■case2 高梨ひろしさん(仮名)39歳 無職歴7年
高梨ひろしさんの実家は、建築業を営む中小企業だった。バブル時にはさいたま市内に自社ビルを持つほどで、大学を卒業した高梨さんが後継者として入社した当初は、20万円もするブランドスーツを毎月新調していたという。だが、景気の悪化に伴って業績も急降下。自ら社長となった28歳のとき、ついに倒産に追い込まれてしまった。
「経営を一手に担っていた私にとって、会社が傾いていく心労は耐え難いものでした。10億円もの借金と従業員の生活が、まだ20代の自分の両肩にのしかかっていたのですから。不眠、リストカット、家庭内暴力などで生活は荒み、いつでも死ねるようにカッターを持ち歩いていました」
倒産の後処理が終わると、うつ病で病院へ直行し入院。退院後は、運よく残った実家で7年間に及ぶ引きこもりが始まった。

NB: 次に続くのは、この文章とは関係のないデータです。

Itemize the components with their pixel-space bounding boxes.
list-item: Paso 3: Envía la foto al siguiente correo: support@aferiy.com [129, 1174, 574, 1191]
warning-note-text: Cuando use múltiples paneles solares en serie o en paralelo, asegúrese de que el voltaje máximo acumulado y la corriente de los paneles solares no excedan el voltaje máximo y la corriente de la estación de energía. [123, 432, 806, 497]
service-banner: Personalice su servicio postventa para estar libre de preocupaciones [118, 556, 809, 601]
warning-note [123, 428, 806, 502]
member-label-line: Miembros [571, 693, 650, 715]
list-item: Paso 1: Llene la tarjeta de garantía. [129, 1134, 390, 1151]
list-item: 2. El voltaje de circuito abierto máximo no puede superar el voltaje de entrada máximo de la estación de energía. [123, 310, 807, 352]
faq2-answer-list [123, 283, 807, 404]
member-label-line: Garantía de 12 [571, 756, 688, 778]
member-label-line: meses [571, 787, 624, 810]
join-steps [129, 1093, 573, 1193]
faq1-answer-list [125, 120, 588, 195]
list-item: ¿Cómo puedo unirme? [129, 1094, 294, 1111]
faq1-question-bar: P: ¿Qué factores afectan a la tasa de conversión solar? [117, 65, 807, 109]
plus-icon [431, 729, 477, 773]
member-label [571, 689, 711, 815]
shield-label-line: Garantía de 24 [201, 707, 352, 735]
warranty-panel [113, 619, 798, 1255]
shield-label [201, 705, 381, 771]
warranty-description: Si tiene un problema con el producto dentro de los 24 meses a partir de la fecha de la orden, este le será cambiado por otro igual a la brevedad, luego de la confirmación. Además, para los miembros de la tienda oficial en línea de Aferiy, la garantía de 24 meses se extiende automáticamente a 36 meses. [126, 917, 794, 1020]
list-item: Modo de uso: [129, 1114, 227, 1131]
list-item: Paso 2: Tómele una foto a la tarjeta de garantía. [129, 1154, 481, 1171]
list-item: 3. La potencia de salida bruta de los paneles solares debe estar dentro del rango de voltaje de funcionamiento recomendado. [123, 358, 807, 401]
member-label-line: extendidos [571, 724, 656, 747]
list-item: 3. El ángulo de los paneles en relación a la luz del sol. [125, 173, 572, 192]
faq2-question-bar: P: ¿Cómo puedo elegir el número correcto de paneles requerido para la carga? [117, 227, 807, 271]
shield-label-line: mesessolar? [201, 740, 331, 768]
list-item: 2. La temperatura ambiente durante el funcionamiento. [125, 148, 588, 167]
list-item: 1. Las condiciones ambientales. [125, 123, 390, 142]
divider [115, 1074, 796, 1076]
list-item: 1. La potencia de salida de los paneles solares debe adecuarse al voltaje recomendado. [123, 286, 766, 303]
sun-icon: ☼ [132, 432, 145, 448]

「当時の記憶はないです。ただ、生きていただけ。唯一、性欲はあったので、手元にあった800万円の貯金でひたすら風俗に通っていましたね。今思えば、それを元手に再起できたはずですが、なにせそれまで億単位の借金を背負っていたので、金銭感覚が完全に麻痺していたのだと思います」
残金が残り300万円になったとき、ネットで見つけた車を衝動買いし、貯金もついに底をつく。そこで、2年前にようやく派遣として工場で働き始めたが、今年の1月にうつ病が悪化して退職し、現在に至る。今は、両親の年金で食い追ぎつつ職探し中だ。
「ネットやフリーペーパーで探してはいるのですが、うつ病もあってなかなか積極的に外に出て就活はできないです。車のローンも残っているし、両親に迷惑をかけ続けていることを思うと『自分は一体、この年で独身で何をやっているのか?』と凹みますよ。でも、本当に死ぬ思いをした20代があったので、『30代は休んでもいいかな?』と思う自分もいるんです」
しかし40歳を目前に控え、「両親が健在で、住む家もあると“焦り”がなくなることに“焦り”を感じる」という高梨さん。
「30代は休んだので、40代は頑張らないといけないとは思っているんですが……今のところはノープランですね」
思い返せば、就職活動も必要なく「自分の道を自分で切り開いた経験がない」と、ひとりごちる高梨さん。時代の波に翻弄されたゆえなのか? 自己責任なのか? 本人はわかってるはずである。
【竹原慎二の激辛エール】
俺の周りにも必死に頑張ってる経営者が何人もおる。キツいのはわかるし、過去を理由に親の年金に頼って生きられるなら、そうすればええじゃろ。ただ親御さんが亡くなったら、ちゃんと届けは出せよ。それだけじゃ。